Create an Amazon Kafka Data Stream

Create a data stream to start the flow of data from your Amazon Managed Kafka Streaming instance to Data Cloud.

Complete these prerequisites.

  • Review the IP addresses to make sure the Amazon MSK connection has the necessary access.
  1. In Data Cloud, on the Data Streams tab, click New.

    You can also use App Launcher to find and select Data Streams.

  2. Under Other Sources, select the Amazon Managed Streaming for Kafka connection source, and click Next.

  3. Select a connection and topic.

  4. Select the object that you want to import, and click Next.

    You can select a new object on the Available Objects tab or an existing object on the In Use Objects tab.

  5. Under Object Details, select a Category for the type of data in the data stream as Profile, Engagement, or Other.

    If you select Engagement, you must specify a value for the Event Time Field, which describes when the engagement occurred.

  6. For Primary Key, select a unique field to identify a record.

    If a primary key isn’t listed in the dropdown, you must create one using a formula field.

    1. To create a formula field, click New Formula Field.

    2. For Field Label, enter the data stream field’s display name.

    3. For Field API Name, enter the data stream field’s programmatic reference.

    4. For Formula Return Type, select Text.

    5. In the Transformation Formula text box, enter a UUID() formula.

    6. To validate the formula, click Text.

    7. Click Save.

    8. For Primary Key, select the UUID that you created.

  7. (Optional) Select a record modified field.

    If data is received out of order, the record modified field provides a reference point to determine whether to update the record. The record with the most up-to-date timestamp is loaded.

  8. (Optional) For Organization Unit Identifier, select a business unit to use in a record’s data lineage. For more information, see Organization Unit Identifier.

  9. Click Next.

  10. For Data Space, if the default data space isn’t selected, assign the data stream to the appropriate data space.

  11. Click Deploy.

When the Last Run Status is successful, you can see how many records were processed and the total number of records that were loaded.

You can now map your data lake object to the semantic data model to use the data in segments, calculated insights, and other use cases.

When working with the Amazon Kafka connector, keep these behaviors in mind.

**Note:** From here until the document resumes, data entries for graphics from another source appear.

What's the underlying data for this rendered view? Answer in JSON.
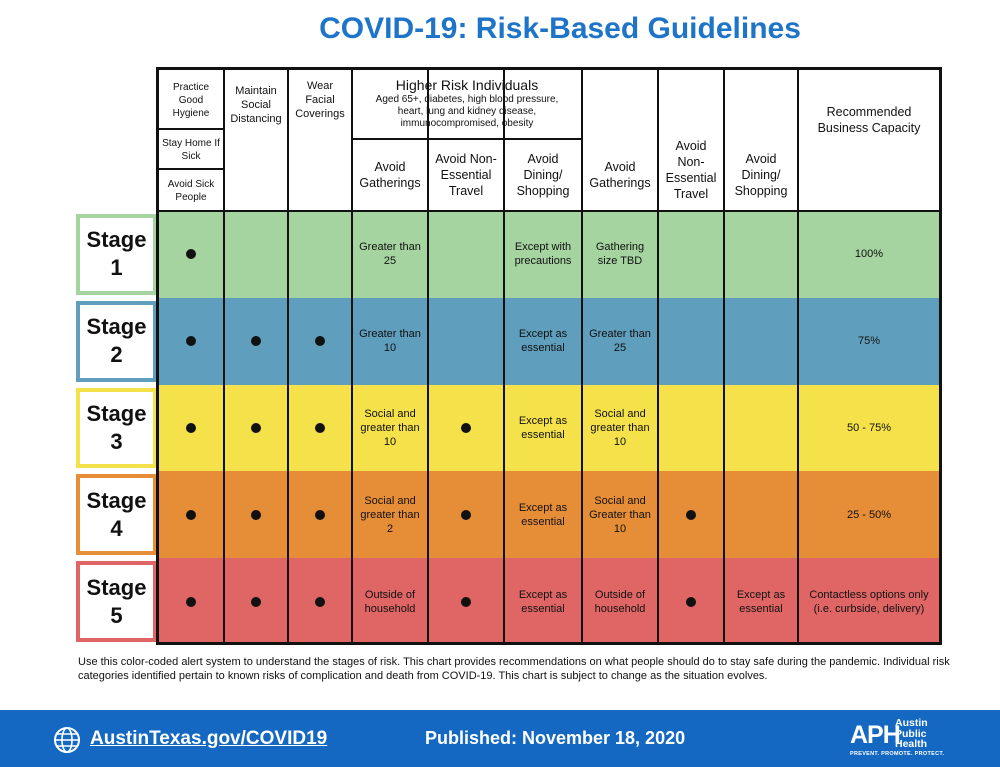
{
  "title": "COVID-19: Risk-Based Guidelines",
  "header": {
    "practice_hygiene": "Practice Good Hygiene",
    "stay_home": "Stay Home If Sick",
    "avoid_sick": "Avoid Sick People",
    "social_distancing": "Maintain Social Distancing",
    "face_coverings": "Wear Facial Coverings",
    "higher_risk_title": "Higher Risk Individuals",
    "higher_risk_desc": "Aged 65+, diabetes, high blood pressure, heart, lung and kidney disease, immunocompromised, obesity",
    "hr_gatherings": "Avoid Gatherings",
    "hr_travel": "Avoid Non-Essential Travel",
    "hr_dining": "Avoid Dining/ Shopping",
    "gen_gatherings": "Avoid Gatherings",
    "gen_travel": "Avoid Non-Essential Travel",
    "gen_dining": "Avoid Dining/ Shopping",
    "capacity": "Recommended Business Capacity"
  },
  "stages": [
    {
      "label": "Stage",
      "num": "1",
      "color": "#a5d4a0",
      "border": "#a5d4a0",
      "hygiene": true,
      "distancing": false,
      "coverings": false,
      "hr_gatherings": "Greater than 25",
      "hr_travel": "",
      "hr_travel_dot": false,
      "hr_dining": "Except with precautions",
      "gen_gatherings": "Gathering size TBD",
      "gen_travel": "",
      "gen_travel_dot": false,
      "gen_dining": "",
      "capacity": "100%"
    },
    {
      "label": "Stage",
      "num": "2",
      "color": "#5f9ebc",
      "border": "#5f9ebc",
      "hygiene": true,
      "distancing": true,
      "coverings": true,
      "hr_gatherings": "Greater than 10",
      "hr_travel": "",
      "hr_travel_dot": false,
      "hr_dining": "Except as essential",
      "gen_gatherings": "Greater than 25",
      "gen_travel": "",
      "gen_travel_dot": false,
      "gen_dining": "",
      "capacity": "75%"
    },
    {
      "label": "Stage",
      "num": "3",
      "color": "#f5e24b",
      "border": "#f5e24b",
      "hygiene": true,
      "distancing": true,
      "coverings": true,
      "hr_gatherings": "Social and greater than 10",
      "hr_travel": "",
      "hr_travel_dot": true,
      "hr_dining": "Except as essential",
      "gen_gatherings": "Social and greater than 10",
      "gen_travel": "",
      "gen_travel_dot": false,
      "gen_dining": "",
      "capacity": "50 - 75%"
    },
    {
      "label": "Stage",
      "num": "4",
      "color": "#e68d37",
      "border": "#e68d37",
      "hygiene": true,
      "distancing": true,
      "coverings": true,
      "hr_gatherings": "Social and greater than 2",
      "hr_travel": "",
      "hr_travel_dot": true,
      "hr_dining": "Except as essential",
      "gen_gatherings": "Social and Greater than 10",
      "gen_travel": "",
      "gen_travel_dot": true,
      "gen_dining": "",
      "capacity": "25 - 50%"
    },
    {
      "label": "Stage",
      "num": "5",
      "color": "#e06666",
      "border": "#e06666",
      "hygiene": true,
      "distancing": true,
      "coverings": true,
      "hr_gatherings": "Outside of household",
      "hr_travel": "",
      "hr_travel_dot": true,
      "hr_dining": "Except as essential",
      "gen_gatherings": "Outside of household",
      "gen_travel": "",
      "gen_travel_dot": true,
      "gen_dining": "Except as essential",
      "capacity": "Contactless options only (i.e. curbside, delivery)"
    }
  ],
  "note": "Use this color-coded alert system to understand the stages of risk. This chart provides recommendations on what people should do to stay safe during the pandemic. Individual risk categories identified pertain to known risks of complication and death from COVID-19. This chart is subject to change as the situation evolves.",
  "footer": {
    "url": "AustinTexas.gov/COVID19",
    "published": "Published: November 18, 2020",
    "logo_mark": "APH",
    "logo_line1": "Austin",
    "logo_line2": "Public",
    "logo_line3": "Health",
    "logo_tag": "PREVENT. PROMOTE. PROTECT."
  }
}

  • The relationship between a topic and a record type must be 1-1. That is, a topic can be associated with only one record type, and a record type can be associated with only one topic.
  • Only one data stream can be created per topic. A topic is effectively limited to containing records of a single record type.
  • Only one data stream can be created for a particular record type. For example, if you wish to publish records of type Order to topic NorthAmerica and topic Europe, first create a derived record type called OrderNorthAmerica and OrderEurope. Then publish records of type OrderNorthAmerica to the NorthAmerica topic and records of type OrderEurope to the Europe topic.
  • Each message must not be larger than 200 KB.